Visual effects work, of which there were about 250 shots, was carried out by Universal Production Partners in Prague. Much of the visual effects work for the film consisted of minor CGI corrections, such as wire removals; and a lot of crowd manipulation and set extensions. Scale models were used to create the shots of the Seine river bridge with houses on it.

Music
As with all of Tykwer's films since 1997's Winter Sleepers, the musical score for Perfume was composed by Tykwer and two of his friends Johnny Klimek and Reinhold Heil. The score was performed by the Berlin Philharmonic and State choir Latvija under the direction of conductor Simon Rattle. Tykwer began composing the score with Klimek and Heil the very day he started working on the screenplay. Tykwer said, "I feel like I understand very much about the structure and the motivations of the characters when I'm writing the script, but I really do understand the atmosphere and the emotional and the more abstract part of the film when I'm investigating the music, and when I'm planning the music for it. ... When I then come to the shooting, having worked for three years on the music and three years on the script, I really feel like I know exactly the two worlds and how to combine them." By the time it came to shooting the film, a substantial portion of music had been composed. Tykwer hired a small orchestra and recorded them performing the score. Tykwer played the recorded music on set so people could explore the atmosphere and the acoustic world of the film while they were acting in it. The music was also used instead of temp music during editing.

Release

Marketing
To coincide with the film's release, clothing and fragrance company Thierry Mugler released a fifteen-piece perfume coffret. The perfumes were a collaboration between Thierry Mugler's Vera Struebi and Pierre Aulas and International Flavors & Fragrances' Christophe Laudamiel and Christoph Hornetz. Laudamiel read the novel in 1994 and began recreating odors from it in 2000; Hornetz joined the project in 2002. 14 of the fragrances were inspired by the novel and film, the 15th works as a fragrance enhancer but can also be worn on its own. Smells represented by the perfumes include Paris in 1738, a virgin's navel, a clean baby and leather. The coffret was released as a limited edition of 1,300 sets which sold for US$700 each; all 1,300 sets were sold.

Box office
The film was a financial success, especially in Europe, earning $135,039,943 worldwide. It opened in Germany on September 14, 2006 and was number one on the box office charts in its first three weeks. The film made $9.7 million in its opening weekend and an estimated 1.04 million people saw the film in its first four days of release in Germany. The film ended up selling over five million tickets and grossed $53,125,663, the highest German gross for a dramatic film. The film's strong performance in Germany was attributed in part to a large marketing campaign and numerous premieres throughout the country.

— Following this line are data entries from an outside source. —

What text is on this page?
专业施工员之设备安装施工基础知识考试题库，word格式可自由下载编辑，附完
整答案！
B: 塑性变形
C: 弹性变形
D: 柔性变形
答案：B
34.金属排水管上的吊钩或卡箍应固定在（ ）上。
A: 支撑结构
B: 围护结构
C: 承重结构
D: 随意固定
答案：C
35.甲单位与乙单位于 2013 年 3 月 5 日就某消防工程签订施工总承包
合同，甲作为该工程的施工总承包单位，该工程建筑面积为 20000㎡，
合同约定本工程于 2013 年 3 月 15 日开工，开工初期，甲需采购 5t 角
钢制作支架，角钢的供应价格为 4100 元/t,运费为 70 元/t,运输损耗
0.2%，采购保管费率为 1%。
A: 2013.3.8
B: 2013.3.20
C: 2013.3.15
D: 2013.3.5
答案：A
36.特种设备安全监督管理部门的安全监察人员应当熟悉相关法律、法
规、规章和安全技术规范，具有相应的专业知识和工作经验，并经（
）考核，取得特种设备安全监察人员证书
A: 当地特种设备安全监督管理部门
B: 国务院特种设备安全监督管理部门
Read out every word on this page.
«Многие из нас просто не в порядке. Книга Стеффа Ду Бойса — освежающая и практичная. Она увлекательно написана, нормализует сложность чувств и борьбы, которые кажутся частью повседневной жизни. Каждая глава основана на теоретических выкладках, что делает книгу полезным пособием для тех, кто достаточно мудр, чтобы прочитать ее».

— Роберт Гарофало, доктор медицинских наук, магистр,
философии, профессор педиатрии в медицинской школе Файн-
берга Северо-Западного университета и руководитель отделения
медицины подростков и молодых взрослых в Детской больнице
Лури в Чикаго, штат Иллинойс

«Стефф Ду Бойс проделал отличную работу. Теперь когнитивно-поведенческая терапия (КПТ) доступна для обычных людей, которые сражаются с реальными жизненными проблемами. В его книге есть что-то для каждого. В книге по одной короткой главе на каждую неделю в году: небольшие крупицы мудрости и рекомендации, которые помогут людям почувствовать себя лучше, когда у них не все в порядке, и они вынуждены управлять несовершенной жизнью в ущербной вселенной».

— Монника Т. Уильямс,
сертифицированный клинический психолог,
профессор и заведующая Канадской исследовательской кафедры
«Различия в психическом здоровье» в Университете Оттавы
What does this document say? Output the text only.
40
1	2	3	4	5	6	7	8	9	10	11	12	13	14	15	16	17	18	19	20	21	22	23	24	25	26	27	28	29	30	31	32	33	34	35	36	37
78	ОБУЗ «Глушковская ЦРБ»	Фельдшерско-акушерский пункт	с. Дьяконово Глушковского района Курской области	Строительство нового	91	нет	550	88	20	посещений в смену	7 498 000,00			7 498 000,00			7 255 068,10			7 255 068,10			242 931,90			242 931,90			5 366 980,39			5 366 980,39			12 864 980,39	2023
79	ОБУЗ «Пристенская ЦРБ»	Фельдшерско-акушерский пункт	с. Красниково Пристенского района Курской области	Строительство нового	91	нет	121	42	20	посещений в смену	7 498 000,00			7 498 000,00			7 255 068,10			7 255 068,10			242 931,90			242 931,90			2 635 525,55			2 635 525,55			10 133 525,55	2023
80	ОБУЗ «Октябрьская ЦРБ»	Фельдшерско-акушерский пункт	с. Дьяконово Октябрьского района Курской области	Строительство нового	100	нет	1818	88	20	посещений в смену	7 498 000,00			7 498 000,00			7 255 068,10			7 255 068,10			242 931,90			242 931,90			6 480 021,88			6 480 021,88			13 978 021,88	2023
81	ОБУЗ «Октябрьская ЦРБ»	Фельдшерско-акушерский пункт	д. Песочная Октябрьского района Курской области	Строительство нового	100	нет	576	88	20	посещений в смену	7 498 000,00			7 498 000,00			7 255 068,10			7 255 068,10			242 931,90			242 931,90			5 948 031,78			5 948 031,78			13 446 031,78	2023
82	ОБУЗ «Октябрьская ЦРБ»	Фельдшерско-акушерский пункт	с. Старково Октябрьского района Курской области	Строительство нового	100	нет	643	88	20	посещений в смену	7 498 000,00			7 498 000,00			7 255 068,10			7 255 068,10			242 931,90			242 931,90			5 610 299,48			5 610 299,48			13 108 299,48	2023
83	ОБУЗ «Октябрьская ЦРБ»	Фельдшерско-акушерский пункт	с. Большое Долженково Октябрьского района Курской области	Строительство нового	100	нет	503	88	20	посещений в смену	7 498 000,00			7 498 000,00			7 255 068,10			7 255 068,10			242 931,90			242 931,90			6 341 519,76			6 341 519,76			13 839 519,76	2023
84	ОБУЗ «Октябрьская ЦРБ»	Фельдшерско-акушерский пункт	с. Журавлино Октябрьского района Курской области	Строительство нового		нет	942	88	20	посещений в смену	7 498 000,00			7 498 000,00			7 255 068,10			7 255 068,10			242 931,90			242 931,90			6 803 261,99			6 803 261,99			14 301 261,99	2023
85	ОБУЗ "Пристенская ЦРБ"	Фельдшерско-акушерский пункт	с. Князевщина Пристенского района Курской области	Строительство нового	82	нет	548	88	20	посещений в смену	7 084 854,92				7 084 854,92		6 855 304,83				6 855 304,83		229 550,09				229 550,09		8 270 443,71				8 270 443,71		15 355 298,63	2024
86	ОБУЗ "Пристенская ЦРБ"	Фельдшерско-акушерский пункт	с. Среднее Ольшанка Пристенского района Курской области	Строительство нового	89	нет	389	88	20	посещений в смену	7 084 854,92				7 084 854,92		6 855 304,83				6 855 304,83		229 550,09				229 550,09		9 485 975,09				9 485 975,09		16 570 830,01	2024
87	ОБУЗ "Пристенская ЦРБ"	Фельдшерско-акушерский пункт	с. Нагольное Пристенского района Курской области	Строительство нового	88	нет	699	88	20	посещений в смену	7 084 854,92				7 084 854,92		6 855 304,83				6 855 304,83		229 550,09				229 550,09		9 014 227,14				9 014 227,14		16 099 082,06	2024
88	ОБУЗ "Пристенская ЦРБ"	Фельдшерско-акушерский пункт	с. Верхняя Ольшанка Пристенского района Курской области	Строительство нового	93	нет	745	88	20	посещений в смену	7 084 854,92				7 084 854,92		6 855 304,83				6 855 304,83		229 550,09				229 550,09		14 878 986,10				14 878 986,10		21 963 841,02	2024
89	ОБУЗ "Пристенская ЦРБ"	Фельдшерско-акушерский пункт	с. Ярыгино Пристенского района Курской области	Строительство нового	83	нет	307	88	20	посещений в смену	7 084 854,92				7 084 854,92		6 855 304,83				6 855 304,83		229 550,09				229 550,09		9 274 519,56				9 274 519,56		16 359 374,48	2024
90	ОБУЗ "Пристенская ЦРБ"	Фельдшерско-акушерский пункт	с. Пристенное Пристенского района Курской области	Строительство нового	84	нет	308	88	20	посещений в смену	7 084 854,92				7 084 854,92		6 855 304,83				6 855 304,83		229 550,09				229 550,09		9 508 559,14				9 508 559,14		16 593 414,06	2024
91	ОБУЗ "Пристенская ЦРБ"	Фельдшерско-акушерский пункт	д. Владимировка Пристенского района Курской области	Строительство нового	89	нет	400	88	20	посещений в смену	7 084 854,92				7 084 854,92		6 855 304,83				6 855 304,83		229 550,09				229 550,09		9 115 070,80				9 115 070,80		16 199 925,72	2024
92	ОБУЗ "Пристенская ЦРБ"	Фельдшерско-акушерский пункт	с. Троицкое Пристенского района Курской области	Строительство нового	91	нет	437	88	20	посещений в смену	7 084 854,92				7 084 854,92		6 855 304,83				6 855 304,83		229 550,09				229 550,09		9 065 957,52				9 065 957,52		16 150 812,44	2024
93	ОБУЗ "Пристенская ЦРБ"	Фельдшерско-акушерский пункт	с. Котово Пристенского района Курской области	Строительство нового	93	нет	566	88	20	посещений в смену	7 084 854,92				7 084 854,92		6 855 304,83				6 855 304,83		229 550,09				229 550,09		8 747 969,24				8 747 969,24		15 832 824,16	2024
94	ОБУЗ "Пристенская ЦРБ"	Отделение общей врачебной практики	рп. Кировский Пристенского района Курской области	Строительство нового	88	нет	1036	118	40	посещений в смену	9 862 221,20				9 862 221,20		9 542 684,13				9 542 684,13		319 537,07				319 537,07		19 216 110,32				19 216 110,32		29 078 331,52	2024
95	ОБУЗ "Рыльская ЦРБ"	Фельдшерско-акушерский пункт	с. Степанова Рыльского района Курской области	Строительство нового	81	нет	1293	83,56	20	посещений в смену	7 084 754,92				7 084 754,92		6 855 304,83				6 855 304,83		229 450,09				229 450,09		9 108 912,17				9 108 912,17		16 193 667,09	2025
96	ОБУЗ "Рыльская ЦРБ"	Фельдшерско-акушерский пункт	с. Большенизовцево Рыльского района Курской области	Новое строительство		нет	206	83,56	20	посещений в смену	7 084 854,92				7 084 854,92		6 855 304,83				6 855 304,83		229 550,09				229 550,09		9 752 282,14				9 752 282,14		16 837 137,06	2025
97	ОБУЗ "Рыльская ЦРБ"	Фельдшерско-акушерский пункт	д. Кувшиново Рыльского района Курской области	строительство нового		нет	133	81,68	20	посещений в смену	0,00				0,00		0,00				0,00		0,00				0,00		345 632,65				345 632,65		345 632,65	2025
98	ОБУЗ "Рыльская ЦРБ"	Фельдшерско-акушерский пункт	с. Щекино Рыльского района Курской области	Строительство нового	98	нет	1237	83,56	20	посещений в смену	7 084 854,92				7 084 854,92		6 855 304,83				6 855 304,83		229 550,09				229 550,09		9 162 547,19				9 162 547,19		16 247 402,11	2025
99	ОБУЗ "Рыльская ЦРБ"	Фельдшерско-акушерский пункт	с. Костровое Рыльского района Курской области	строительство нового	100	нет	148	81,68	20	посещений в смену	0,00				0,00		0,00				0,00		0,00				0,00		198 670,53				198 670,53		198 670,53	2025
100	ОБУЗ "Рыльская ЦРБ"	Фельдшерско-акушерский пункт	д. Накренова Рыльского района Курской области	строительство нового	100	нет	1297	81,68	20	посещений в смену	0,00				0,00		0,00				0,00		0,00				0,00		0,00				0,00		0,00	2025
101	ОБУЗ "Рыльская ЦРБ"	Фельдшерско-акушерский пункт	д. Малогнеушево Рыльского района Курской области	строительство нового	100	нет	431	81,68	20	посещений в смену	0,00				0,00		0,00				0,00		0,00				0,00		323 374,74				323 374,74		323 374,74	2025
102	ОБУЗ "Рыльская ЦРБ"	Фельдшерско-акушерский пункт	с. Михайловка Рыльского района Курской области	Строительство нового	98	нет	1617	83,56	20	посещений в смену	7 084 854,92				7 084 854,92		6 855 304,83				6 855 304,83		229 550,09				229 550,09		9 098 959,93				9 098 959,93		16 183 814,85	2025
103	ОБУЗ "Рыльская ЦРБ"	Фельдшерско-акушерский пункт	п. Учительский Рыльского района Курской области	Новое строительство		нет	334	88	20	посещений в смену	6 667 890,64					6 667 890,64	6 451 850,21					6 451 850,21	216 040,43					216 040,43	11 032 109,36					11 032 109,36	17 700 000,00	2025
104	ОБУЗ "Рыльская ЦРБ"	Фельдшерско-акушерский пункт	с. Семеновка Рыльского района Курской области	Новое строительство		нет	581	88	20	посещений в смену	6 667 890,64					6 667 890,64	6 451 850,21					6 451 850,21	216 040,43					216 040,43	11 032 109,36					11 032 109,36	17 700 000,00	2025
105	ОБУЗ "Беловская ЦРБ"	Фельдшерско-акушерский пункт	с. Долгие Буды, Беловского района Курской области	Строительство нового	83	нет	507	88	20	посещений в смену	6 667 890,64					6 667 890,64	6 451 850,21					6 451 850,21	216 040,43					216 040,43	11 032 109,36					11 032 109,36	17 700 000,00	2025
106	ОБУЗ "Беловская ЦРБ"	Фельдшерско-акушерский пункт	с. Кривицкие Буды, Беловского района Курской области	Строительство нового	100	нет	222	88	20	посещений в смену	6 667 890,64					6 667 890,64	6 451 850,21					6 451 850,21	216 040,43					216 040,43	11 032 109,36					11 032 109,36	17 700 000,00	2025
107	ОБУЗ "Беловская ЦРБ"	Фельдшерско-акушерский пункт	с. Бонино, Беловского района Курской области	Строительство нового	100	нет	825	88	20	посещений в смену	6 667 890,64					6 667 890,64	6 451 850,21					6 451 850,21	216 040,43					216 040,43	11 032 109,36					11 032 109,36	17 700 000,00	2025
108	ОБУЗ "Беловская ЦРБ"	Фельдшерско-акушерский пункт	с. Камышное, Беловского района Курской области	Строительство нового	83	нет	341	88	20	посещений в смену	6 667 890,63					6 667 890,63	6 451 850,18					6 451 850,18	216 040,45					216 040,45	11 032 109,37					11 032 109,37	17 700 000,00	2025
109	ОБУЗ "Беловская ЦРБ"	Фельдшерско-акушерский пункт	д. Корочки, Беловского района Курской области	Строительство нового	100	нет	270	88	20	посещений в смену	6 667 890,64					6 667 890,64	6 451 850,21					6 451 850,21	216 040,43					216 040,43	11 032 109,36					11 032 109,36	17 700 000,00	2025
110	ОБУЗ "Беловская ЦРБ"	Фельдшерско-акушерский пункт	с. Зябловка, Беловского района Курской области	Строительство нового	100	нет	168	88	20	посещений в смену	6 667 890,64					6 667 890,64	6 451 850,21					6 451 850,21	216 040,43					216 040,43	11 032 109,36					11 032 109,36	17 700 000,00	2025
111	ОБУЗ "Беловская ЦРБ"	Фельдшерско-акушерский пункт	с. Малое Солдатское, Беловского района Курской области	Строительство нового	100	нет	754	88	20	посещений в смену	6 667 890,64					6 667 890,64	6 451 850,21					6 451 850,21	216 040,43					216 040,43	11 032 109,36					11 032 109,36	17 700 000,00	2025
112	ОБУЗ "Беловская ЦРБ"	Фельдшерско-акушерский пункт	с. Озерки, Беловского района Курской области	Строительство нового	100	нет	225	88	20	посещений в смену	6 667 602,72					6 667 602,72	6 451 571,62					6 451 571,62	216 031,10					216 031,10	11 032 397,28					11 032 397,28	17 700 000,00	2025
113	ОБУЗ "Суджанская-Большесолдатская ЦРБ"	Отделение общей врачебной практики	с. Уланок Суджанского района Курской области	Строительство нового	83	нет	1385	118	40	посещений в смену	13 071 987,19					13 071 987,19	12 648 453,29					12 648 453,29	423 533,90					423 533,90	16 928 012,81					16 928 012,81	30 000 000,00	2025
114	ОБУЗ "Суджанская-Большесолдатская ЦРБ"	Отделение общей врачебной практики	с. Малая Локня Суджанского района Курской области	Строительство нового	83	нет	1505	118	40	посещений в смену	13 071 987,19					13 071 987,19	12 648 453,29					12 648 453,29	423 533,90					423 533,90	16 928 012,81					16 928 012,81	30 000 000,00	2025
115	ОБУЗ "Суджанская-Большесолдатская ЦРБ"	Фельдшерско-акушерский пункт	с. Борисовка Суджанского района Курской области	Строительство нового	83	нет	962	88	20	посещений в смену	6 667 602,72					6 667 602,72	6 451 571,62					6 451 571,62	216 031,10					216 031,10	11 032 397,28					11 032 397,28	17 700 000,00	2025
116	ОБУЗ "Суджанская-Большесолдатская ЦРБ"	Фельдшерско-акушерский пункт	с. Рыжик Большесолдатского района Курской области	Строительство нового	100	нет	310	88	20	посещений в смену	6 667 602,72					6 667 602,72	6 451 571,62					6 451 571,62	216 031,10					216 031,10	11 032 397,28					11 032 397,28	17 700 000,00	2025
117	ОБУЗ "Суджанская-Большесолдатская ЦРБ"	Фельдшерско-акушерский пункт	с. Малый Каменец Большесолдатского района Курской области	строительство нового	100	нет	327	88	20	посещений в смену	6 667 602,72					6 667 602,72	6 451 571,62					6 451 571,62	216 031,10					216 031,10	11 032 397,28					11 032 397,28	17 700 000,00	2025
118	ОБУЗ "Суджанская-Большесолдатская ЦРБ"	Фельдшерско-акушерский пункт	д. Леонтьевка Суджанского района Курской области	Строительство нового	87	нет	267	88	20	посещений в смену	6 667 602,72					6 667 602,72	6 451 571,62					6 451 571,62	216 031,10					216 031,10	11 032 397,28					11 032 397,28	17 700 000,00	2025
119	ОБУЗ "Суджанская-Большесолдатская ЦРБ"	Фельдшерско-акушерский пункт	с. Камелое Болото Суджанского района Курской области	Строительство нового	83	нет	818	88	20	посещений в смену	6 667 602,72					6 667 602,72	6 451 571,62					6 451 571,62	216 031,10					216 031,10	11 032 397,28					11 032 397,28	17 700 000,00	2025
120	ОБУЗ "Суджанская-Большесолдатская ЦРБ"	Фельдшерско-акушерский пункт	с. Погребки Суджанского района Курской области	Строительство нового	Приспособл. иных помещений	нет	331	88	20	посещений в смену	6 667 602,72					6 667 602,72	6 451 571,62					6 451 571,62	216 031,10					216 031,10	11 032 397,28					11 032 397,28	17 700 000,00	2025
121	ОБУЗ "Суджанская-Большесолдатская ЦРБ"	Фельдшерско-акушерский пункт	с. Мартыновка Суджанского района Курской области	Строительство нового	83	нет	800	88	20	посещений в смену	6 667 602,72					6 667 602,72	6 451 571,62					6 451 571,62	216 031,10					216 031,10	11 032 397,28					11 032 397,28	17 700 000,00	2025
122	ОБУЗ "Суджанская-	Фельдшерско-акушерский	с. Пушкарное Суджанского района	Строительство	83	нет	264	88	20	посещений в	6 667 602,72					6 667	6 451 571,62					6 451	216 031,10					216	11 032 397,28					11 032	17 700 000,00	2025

By comparison, the film performed poorly in North America. The film had a three-theater limited release on December 27, 2006 before being expanded to 280 theaters on January 5, 2007. The film completed its theatrical run in North America on March 1, 2007, taking in a modest $2,223,293 overall. Roger Ebert attributes its poor US box office performance to the film "getting lost in the Christmas rush."

Home media
The film was released on DVD (in three configurations) and HD DVD in Germany by Highlight on March 15, 2007. The standard edition DVD and the HD DVD contain the film and three audio commentary tracks — one by Tykwer, one by production designer Uli Hanisch and his assistant Kai Karla Koch, and one by Griebe and editor Alexander Berner. The two-disc special edition DVD's extra features include the same audio commentary tracks as on the standard edition, a making-of, interviews with the cast and crew, and six featurettes. The DVD was also released in a numbered, limited edition "Fascination of Smell" configuration which came in a wooden box containing five small bottles of the Thierry Mugler perfumes in addition to the same material as the special edition DVD. Only 7,777 units were available and it was sold exclusively by Müller. A Blu-ray Disc version of the film, which contained the same extra features as the special edition DVD, was released on November 8, 2007. The DVD sold 300,000 units in its first 14 days of release in Germany and sold 600,000 units by May 22, 2007. As of May 15, 2009, 1.15 million DVD and Blu-ray units of the film have been sold in the country. In the United States, 387,520 DVD units have been sold as of the latest figures, translating to $7,547,755 in revenue.

Reception

Critical response

, on Rotten Tomatoes, the film had a 59% approval rating based on 129 reviews with an average rating of 6.2/10. The website's critics consensus reads: "Perfume is what you'd expect from a Tom Twyker-directed movie glamorizing a serial killer: a kinetic visual feast, with a dark antihero that's impossible to feel sympathy for." On Metacritic, the film had a weighted average score of 56 out of 100 based on reviews from 30 critics, indicating "mixed or average reviews".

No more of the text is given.